Seite 2: Eine Milliarde Meerestiere durch Hitze ausgelöscht - eine Billionen Dollar für Atomwaffen

Einige europäische Länder haben sich bereits wieder der Kohle zugewandt. Das Militär verbrennt immer mehr fossile Brennstoffe. Die Gaspreise sind weltweit in die Höhe geschnellt. Und die bescheidene Aufmerksamkeit, die der Verbrennung unseres Planeten und der Vorstellung, dass die Großmächte zusammenarbeiten müssen, um etwas dagegen zu unternehmen, gewidmet wurde, erscheint nun wie eine Illusion aus einem vergangenen Universum.
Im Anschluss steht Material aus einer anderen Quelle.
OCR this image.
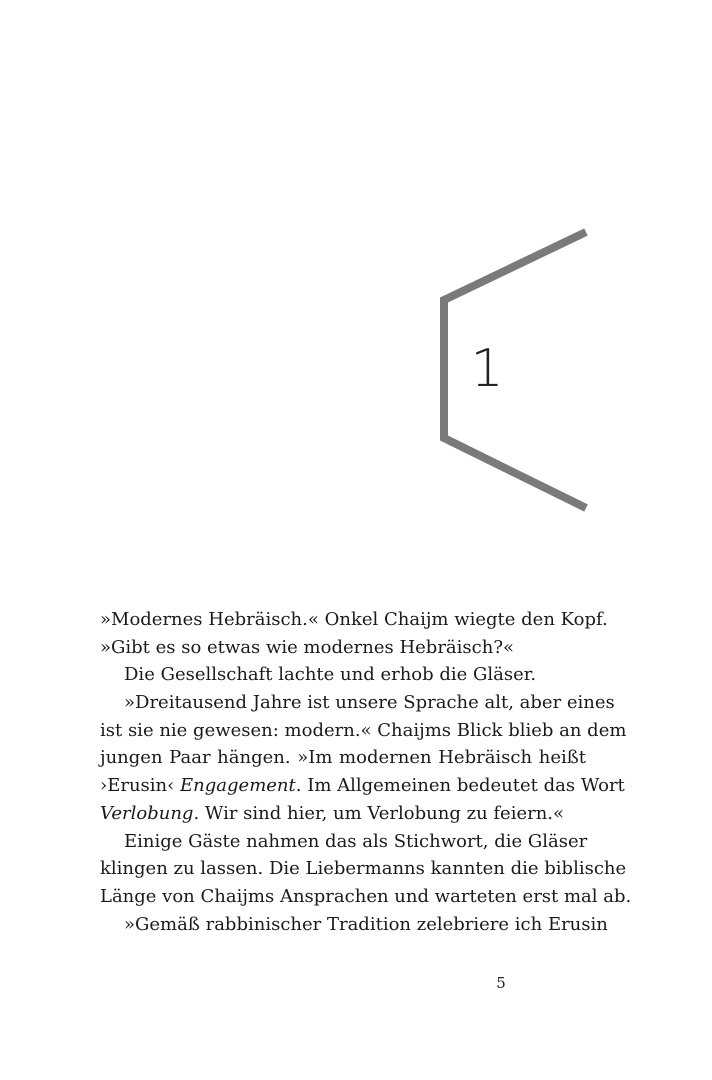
1
»Modernes Hebräisch.« Onkel Chaijm wiegte den Kopf.
»Gibt es so etwas wie modernes Hebräisch?«
Die Gesellschaft lachte und erhob die Gläser.
»Dreitausend Jahre ist unsere Sprache alt, aber eines
ist sie nie gewesen: modern.« Chaijms Blick blieb an dem
jungen Paar hängen. »Im modernen Hebräisch heißt
›Erusin‹ Engagement. Im Allgemeinen bedeutet das Wort
Verlobung. Wir sind hier, um Verlobung zu feiern.«
Einige Gäste nahmen das als Stichwort, die Gläser
klingen zu lassen. Die Liebermanns kannten die biblische
Länge von Chaijms Ansprachen und warteten erst mal ab.
»Gemäß rabbinischer Tradition zelebriere ich Erusin
5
Offensichtlich spielt es keine Rolle, dass eine Kombination aus furchterregenden Monsunen und zunehmender Gletscherschmelze ein Drittel Pakistans in beispielloser Weise überflutet hat; dass Rekordhitze und Dürre im letzten Sommer in weiten Teilen der nördlichen Hemisphäre zu verzeichnen gewesen sind; dass der Hurrikan Ian vor kurzem Teile Floridas in einer Weise verwüstet hat, die eigentlich nur alle 500 Jahre zu beobachten ist, aber angesichts der Entwicklung, in der wir uns befinden, nun regelmäßig stattfinden wird; dass eine Mainstream-Website wie Politico die USA als "Vereinigte Staaten von Megadürren" bezeichnen kann; oder dass die Flüsse vom Jangtse bis zum Mississippi in historischer Weise austrocknen.

Schlimmer noch, das ist nur der Anfang einer an sich viel längeren Liste von Klimaschrecken. Und fast hätte ich vergessen zu erwähnen, dass die Giganten für fossile Brennstoffe weiterhin auf einem anderen Planeten leben als der Rest von uns. Nennen wir es den Profit-Himmel.

Um auf das Thema Nachrufe zurückzukommen, hätten Sie natürlich auch einen für die rund eine Milliarde Meerestiere schreiben können, die im letzten Sommer dank einer Rekordhitzewelle an der kanadischen Pazifikküste gestorben sind, oder einen, der sich auf den jüngsten Bericht stützt, dass die Population der Süßwasserarten auf diesem Planeten seit 1970 um erschreckende 83 Prozent zurückgegangen ist.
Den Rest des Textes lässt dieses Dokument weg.